Machine Learning – Is Data-Driven Modelling the Same as Machine Learning?

machine learningmodelingterminology

I read a lot of publications about data-driven modeling and machine learning. Most of them use the term interchangeably. So, is data-driven modelling and machine learning actually the same thing? If not, what are examples of data-driven models which are not considered machine learning? Or, what are examples of machine learning models which are not data-driven?

Thanks!

Best Answer

The term "machine learning" is somewhat a term of art, but it generally refers to the construction of algorithms that "learn through experience". The requirement of learning through experience necessitates data, and so machine learning is necessarily "data-driven" --- after all, if not from data, what else would it learn from?

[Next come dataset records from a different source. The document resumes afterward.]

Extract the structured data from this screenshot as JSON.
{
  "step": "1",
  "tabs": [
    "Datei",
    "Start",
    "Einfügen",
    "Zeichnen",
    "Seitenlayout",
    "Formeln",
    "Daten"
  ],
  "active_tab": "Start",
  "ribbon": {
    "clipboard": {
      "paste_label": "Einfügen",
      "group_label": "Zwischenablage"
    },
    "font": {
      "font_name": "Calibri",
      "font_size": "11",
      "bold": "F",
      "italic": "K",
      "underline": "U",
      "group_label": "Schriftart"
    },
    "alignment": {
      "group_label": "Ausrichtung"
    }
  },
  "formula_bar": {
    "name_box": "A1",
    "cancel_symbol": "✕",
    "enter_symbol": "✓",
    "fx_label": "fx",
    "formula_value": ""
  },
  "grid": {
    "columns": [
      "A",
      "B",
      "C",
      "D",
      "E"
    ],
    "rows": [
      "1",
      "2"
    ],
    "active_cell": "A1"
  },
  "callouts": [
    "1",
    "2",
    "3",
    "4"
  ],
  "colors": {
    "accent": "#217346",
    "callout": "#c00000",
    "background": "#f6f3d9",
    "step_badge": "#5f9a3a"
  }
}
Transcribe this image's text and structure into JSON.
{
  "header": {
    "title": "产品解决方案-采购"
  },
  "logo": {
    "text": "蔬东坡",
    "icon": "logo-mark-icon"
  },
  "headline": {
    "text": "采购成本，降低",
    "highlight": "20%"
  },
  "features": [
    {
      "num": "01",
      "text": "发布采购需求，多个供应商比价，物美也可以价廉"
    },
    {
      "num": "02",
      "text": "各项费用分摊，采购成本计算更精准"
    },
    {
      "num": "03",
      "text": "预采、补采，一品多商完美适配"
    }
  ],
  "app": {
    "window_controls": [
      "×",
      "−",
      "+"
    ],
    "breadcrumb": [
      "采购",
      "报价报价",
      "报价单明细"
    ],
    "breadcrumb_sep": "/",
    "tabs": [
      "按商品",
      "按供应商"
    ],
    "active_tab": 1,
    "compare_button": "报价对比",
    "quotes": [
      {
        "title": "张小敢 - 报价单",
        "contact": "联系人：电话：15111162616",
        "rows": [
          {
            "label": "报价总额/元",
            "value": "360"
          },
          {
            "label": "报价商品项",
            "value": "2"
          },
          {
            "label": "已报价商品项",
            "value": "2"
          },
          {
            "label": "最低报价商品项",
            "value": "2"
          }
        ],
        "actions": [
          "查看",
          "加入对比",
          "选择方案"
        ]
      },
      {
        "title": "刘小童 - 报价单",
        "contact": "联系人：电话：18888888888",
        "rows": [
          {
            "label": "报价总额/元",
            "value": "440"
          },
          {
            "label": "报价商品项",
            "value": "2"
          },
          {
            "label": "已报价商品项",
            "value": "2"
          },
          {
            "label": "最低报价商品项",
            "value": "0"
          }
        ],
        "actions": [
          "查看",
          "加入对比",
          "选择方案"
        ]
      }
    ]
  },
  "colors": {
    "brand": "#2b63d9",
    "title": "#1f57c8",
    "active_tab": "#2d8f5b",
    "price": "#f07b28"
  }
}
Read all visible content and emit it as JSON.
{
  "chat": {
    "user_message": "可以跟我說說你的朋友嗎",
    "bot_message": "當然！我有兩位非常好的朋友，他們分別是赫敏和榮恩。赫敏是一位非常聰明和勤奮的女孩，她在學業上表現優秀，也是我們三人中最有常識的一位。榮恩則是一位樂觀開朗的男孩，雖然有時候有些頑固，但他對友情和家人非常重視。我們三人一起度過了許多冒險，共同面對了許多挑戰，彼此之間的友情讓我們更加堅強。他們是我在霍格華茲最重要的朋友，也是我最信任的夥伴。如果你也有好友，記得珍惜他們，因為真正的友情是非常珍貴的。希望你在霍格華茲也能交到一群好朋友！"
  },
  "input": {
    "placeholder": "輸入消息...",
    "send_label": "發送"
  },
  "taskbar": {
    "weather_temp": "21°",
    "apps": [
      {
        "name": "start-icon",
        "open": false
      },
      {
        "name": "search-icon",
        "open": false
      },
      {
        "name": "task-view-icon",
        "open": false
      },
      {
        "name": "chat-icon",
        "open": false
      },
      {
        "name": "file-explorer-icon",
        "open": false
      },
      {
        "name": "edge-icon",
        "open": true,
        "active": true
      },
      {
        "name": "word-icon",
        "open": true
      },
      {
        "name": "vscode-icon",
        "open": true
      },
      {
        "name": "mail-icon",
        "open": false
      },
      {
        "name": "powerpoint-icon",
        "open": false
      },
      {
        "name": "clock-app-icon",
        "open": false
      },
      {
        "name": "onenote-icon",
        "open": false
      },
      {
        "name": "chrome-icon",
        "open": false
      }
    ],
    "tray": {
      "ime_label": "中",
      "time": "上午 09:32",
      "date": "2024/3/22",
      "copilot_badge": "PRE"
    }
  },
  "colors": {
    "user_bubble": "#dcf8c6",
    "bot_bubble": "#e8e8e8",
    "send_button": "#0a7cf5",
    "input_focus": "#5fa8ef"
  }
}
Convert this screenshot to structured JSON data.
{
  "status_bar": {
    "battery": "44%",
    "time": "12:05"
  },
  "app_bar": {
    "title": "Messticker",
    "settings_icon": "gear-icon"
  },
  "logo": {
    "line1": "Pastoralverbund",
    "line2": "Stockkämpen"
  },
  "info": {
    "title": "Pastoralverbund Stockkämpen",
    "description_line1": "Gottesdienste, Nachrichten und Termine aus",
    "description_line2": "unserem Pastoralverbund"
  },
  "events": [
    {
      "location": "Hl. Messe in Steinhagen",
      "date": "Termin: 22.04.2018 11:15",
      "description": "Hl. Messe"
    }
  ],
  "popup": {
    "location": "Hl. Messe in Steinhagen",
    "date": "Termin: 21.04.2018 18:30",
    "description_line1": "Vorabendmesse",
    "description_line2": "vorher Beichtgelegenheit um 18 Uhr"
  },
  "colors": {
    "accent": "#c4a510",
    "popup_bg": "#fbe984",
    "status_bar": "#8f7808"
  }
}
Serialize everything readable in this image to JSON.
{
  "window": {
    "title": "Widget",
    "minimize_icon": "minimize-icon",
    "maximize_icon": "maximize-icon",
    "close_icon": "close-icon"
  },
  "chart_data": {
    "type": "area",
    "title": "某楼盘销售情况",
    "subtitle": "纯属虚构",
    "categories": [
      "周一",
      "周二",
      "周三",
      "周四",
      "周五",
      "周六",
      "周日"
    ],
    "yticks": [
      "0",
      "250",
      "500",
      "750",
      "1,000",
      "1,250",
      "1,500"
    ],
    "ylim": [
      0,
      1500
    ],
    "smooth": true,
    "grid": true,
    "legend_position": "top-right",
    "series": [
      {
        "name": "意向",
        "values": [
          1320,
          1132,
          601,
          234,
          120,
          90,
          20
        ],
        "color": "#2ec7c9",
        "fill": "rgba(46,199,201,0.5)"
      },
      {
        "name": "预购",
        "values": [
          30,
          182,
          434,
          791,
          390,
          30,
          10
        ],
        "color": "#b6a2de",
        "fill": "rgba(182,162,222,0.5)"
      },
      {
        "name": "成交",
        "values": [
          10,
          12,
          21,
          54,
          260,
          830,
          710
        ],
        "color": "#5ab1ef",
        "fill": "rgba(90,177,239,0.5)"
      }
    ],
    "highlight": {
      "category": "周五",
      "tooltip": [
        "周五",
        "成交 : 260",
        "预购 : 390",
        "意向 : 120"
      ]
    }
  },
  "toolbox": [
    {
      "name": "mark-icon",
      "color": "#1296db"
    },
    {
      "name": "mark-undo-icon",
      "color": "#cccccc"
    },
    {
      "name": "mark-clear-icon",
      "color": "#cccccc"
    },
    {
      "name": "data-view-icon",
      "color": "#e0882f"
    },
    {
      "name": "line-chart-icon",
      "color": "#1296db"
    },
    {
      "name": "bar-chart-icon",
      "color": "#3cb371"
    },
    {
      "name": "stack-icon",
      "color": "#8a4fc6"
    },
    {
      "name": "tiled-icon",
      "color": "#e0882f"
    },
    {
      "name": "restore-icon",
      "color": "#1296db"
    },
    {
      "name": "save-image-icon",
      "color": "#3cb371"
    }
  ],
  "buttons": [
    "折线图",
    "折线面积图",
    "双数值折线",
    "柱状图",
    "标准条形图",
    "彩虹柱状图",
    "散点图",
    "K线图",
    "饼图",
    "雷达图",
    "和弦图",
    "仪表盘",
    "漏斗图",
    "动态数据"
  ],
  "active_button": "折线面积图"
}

When we refer to a "model" in statistics or machine learning, we really just mean a set of assumptions that describe the presumed probabilistic process for the data, and the logical consequences of the assumptions (e.g., resulting distributions of statistics, estimators, etc.). Even very broad forms of non-parametric models are considered "models", so it encompasses a lot. It is difficult to conceive of how you could generate a machine learning algorithm without some assumptions about the generative process for the data, and consequently, one can probably broadly use the term "modelling" for any machine learning process. One might quibble with this, since some machine learning algorithms are broad non-parametric methods, but even here we usually called these "models", and consequently, I think it is reasonable to say that machine learning methods are built on "models". Even such simple methods as least-squares estimation are built on underlying statistical models.

There may certainly be situations in machine learning where an algorithm is built, and even deployed, without regard to setting underlying probabilistic assumptions. If the algorithm is sufficiently adaptive (in the sense that most non-parametric models are). In this case one could argue that the algorithm is "model-free" insofar as it was created without regard to any model. Even then, and even if the algorithm works well in a wide class of situations, one will still tend to find that there are cases where it works well and cases where it works badly. Consequently, subsequent analysts will usually be able to figure out the kinds of assumptions required to ensure that the algorithm works well when deployed in a situation. In this case, the "modelling" gradually catches up to the initial "model-free" creation of the algorithm as we begin to learn more about the situations where the algorithm works well or badly. So you could call some machine-learning algorithms "model-free" in one sense, but modelling catches us up in the end.

In view of these considerations, I think it is reasonable to say that all machine learning involves data-driven modelling. Of course, it is possible to do data-driven modelling without using a computer algorithm at all (e.g., calculation by pen and paper), and in these cases we would not usually call that "machine learning".